Regional paleoenvironmental and paleoclimatic changes can be inferred from variations in surface ocean phytoplankton assemblages. This study reconstructs at a high temporal resolution the evolution of the phytoplankton structure and biological pump efficiency over the past 1960 kyr on the basis of the biomarker analyses of a long sediment core from the Ocean Drilling Project (ODP) Site 1170 in the South Tasman Sea. The Mid-Pleistocene Transition (MPT) notably enhanced regional phytoplankton abundance and biological pump efficiency. During the MPT, surface phytoplankton structure was strongly influenced by global cooling and increased Fe input from intensified terrestrial weathering, leading to pronounced phytoplankton blooms aligned with reduced atmospheric CO₂ levels.
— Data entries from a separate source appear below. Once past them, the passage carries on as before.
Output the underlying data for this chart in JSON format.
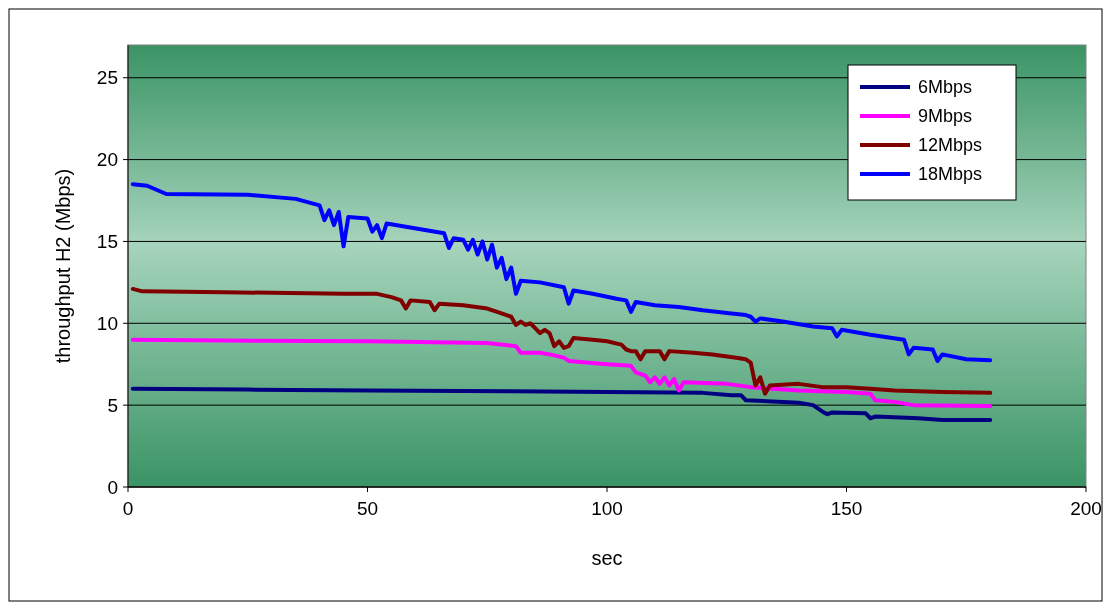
{
  "chart_data": {
    "type": "line",
    "xlabel": "sec",
    "ylabel": "throughput H2 (Mbps)",
    "xlim": [
      0,
      200
    ],
    "xticks": [
      0,
      50,
      100,
      150,
      200
    ],
    "ylim": [
      0,
      27
    ],
    "yticks": [
      0,
      5,
      10,
      15,
      20,
      25
    ],
    "grid": "y",
    "legend": "top right",
    "marker": "none",
    "line_style": "solid",
    "series": [
      {
        "name": "6Mbps",
        "color": "#000080",
        "x": [
          1,
          25,
          50,
          80,
          100,
          120,
          126,
          128,
          129,
          140,
          143,
          145,
          146,
          147,
          154,
          155,
          156,
          165,
          170,
          180
        ],
        "values": [
          6.0,
          5.95,
          5.9,
          5.85,
          5.8,
          5.75,
          5.6,
          5.6,
          5.3,
          5.15,
          5.0,
          4.6,
          4.45,
          4.55,
          4.5,
          4.2,
          4.3,
          4.2,
          4.1,
          4.1
        ]
      },
      {
        "name": "9Mbps",
        "color": "#ff00ff",
        "x": [
          1,
          20,
          50,
          75,
          81,
          82,
          86,
          88,
          91,
          92,
          100,
          105,
          106,
          108,
          109,
          110,
          111,
          112,
          113,
          114,
          115,
          116,
          125,
          130,
          140,
          150,
          155,
          156,
          160,
          164,
          180
        ],
        "values": [
          9.0,
          8.95,
          8.9,
          8.8,
          8.6,
          8.2,
          8.2,
          8.1,
          7.9,
          7.7,
          7.5,
          7.4,
          7.0,
          6.8,
          6.4,
          6.7,
          6.3,
          6.7,
          6.2,
          6.6,
          5.9,
          6.4,
          6.3,
          6.1,
          5.9,
          5.8,
          5.7,
          5.3,
          5.2,
          5.0,
          4.95
        ]
      },
      {
        "name": "12Mbps",
        "color": "#800000",
        "x": [
          1,
          3,
          20,
          45,
          52,
          55,
          57,
          58,
          59,
          63,
          64,
          65,
          70,
          75,
          78,
          80,
          81,
          82,
          83,
          84,
          85,
          86,
          87,
          88,
          89,
          90,
          91,
          92,
          93,
          97,
          100,
          103,
          104,
          105,
          106,
          107,
          108,
          111,
          112,
          113,
          118,
          122,
          127,
          129,
          130,
          131,
          132,
          133,
          134,
          140,
          145,
          150,
          155,
          160,
          170,
          180
        ],
        "values": [
          12.1,
          11.95,
          11.9,
          11.8,
          11.8,
          11.6,
          11.4,
          10.9,
          11.4,
          11.3,
          10.8,
          11.2,
          11.1,
          10.9,
          10.6,
          10.4,
          9.9,
          10.1,
          9.9,
          10.0,
          9.7,
          9.4,
          9.6,
          9.4,
          8.6,
          8.9,
          8.5,
          8.6,
          9.1,
          9.0,
          8.9,
          8.7,
          8.4,
          8.3,
          8.3,
          7.8,
          8.3,
          8.3,
          7.8,
          8.3,
          8.2,
          8.1,
          7.9,
          7.8,
          7.6,
          6.2,
          6.7,
          5.7,
          6.2,
          6.3,
          6.1,
          6.1,
          6.0,
          5.9,
          5.8,
          5.75
        ]
      },
      {
        "name": "18Mbps",
        "color": "#0000ff",
        "x": [
          1,
          4,
          8,
          25,
          35,
          40,
          41,
          42,
          43,
          44,
          45,
          46,
          50,
          51,
          52,
          53,
          54,
          58,
          62,
          66,
          67,
          68,
          70,
          71,
          72,
          73,
          74,
          75,
          76,
          77,
          78,
          79,
          80,
          81,
          82,
          86,
          91,
          92,
          93,
          97,
          102,
          104,
          105,
          106,
          110,
          115,
          120,
          126,
          129,
          130,
          131,
          132,
          137,
          143,
          147,
          148,
          149,
          155,
          162,
          163,
          164,
          168,
          169,
          170,
          175,
          180
        ],
        "values": [
          18.5,
          18.4,
          17.9,
          17.85,
          17.6,
          17.2,
          16.3,
          16.9,
          16.0,
          16.8,
          14.7,
          16.5,
          16.4,
          15.6,
          16.0,
          15.2,
          16.1,
          15.9,
          15.7,
          15.5,
          14.6,
          15.2,
          15.1,
          14.5,
          15.1,
          14.2,
          15.0,
          13.9,
          14.8,
          13.4,
          14.0,
          12.7,
          13.4,
          11.8,
          12.6,
          12.5,
          12.2,
          11.2,
          12.0,
          11.8,
          11.5,
          11.4,
          10.7,
          11.3,
          11.1,
          11.0,
          10.8,
          10.6,
          10.5,
          10.4,
          10.1,
          10.3,
          10.1,
          9.8,
          9.7,
          9.2,
          9.6,
          9.3,
          9.0,
          8.1,
          8.5,
          8.4,
          7.7,
          8.1,
          7.8,
          7.75
        ]
      }
    ]
  }
}
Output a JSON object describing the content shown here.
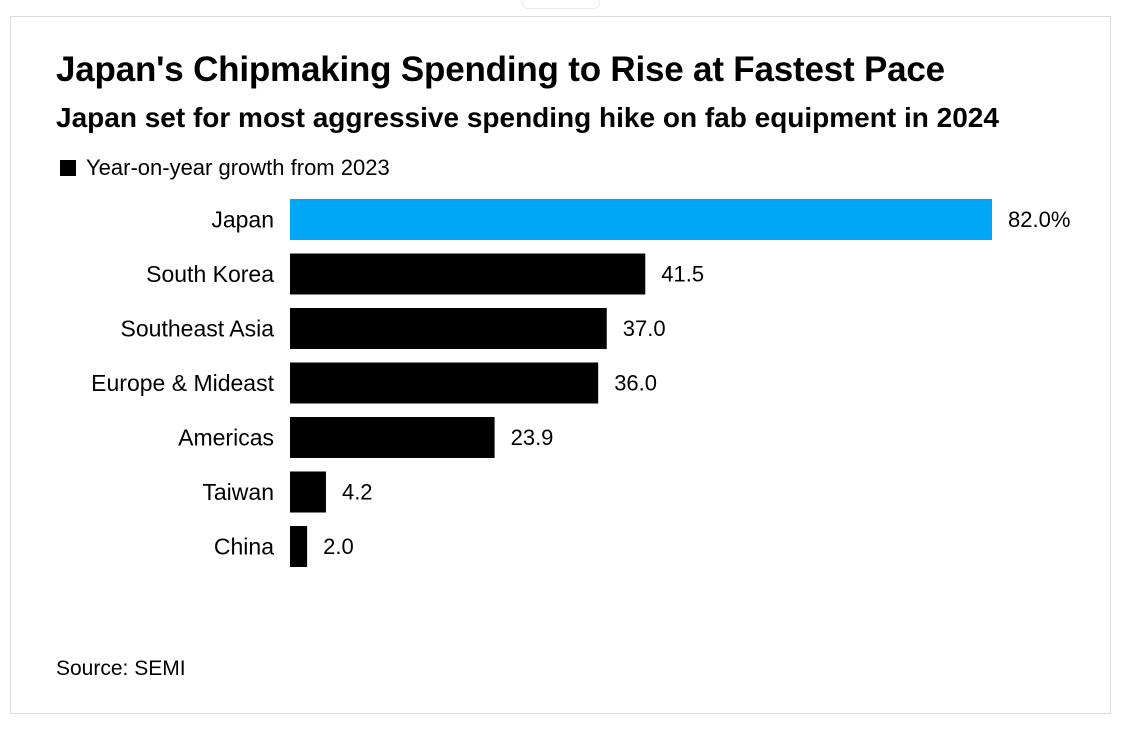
{
  "chart_data": {
    "type": "bar",
    "orientation": "horizontal",
    "title": "Japan's Chipmaking Spending to Rise at Fastest Pace",
    "subtitle": "Japan set for most aggressive spending hike on fab equipment in 2024",
    "legend": {
      "label": "Year-on-year growth from 2023",
      "color": "#000000",
      "placement": "top-left"
    },
    "categories": [
      "Japan",
      "South Korea",
      "Southeast Asia",
      "Europe & Mideast",
      "Americas",
      "Taiwan",
      "China"
    ],
    "values": [
      82.0,
      41.5,
      37.0,
      36.0,
      23.9,
      4.2,
      2.0
    ],
    "value_labels": [
      "82.0%",
      "41.5",
      "37.0",
      "36.0",
      "23.9",
      "4.2",
      "2.0"
    ],
    "bar_colors": [
      "#00a7f6",
      "#000000",
      "#000000",
      "#000000",
      "#000000",
      "#000000",
      "#000000"
    ],
    "xlim": [
      0,
      82
    ],
    "grid": false,
    "source": "Source: SEMI"
  }
}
Both terrigenous herbaceous vegetation and aquatic lipid content increased significantly. On orbital timescales, correlations between diatom and coccolithophore contents and other climate indices, including Antarctic Circumpolar Current (ACC) strength, atmospheric CO₂, Fe MAR, and global ice volume (δ¹⁸O_B), were predominantly expressed on a 100-kyr cycle, whereas the Ca/Si ratio showed stronger correlations on a 40-kyr cycle. Furthermore, after the MPT, the relationship between surface phytoplankton structure, biological pump efficiency, and atmospheric CO₂ weakened, while the influence of physical process indicators such as ACC strength, global ice volume, and Fe MAR became increasingly pronounced. These results indicate that oceanic physical processes, including ACC strength and bottom-water ventilation, became the primary drivers of CO₂ dynamics after the MPT, diminishing the relative role of biological processes. This study provides a long-term record of surface phytoplankton structure and reveals the impact of Earth's climate cycles on the biological pump efficiency.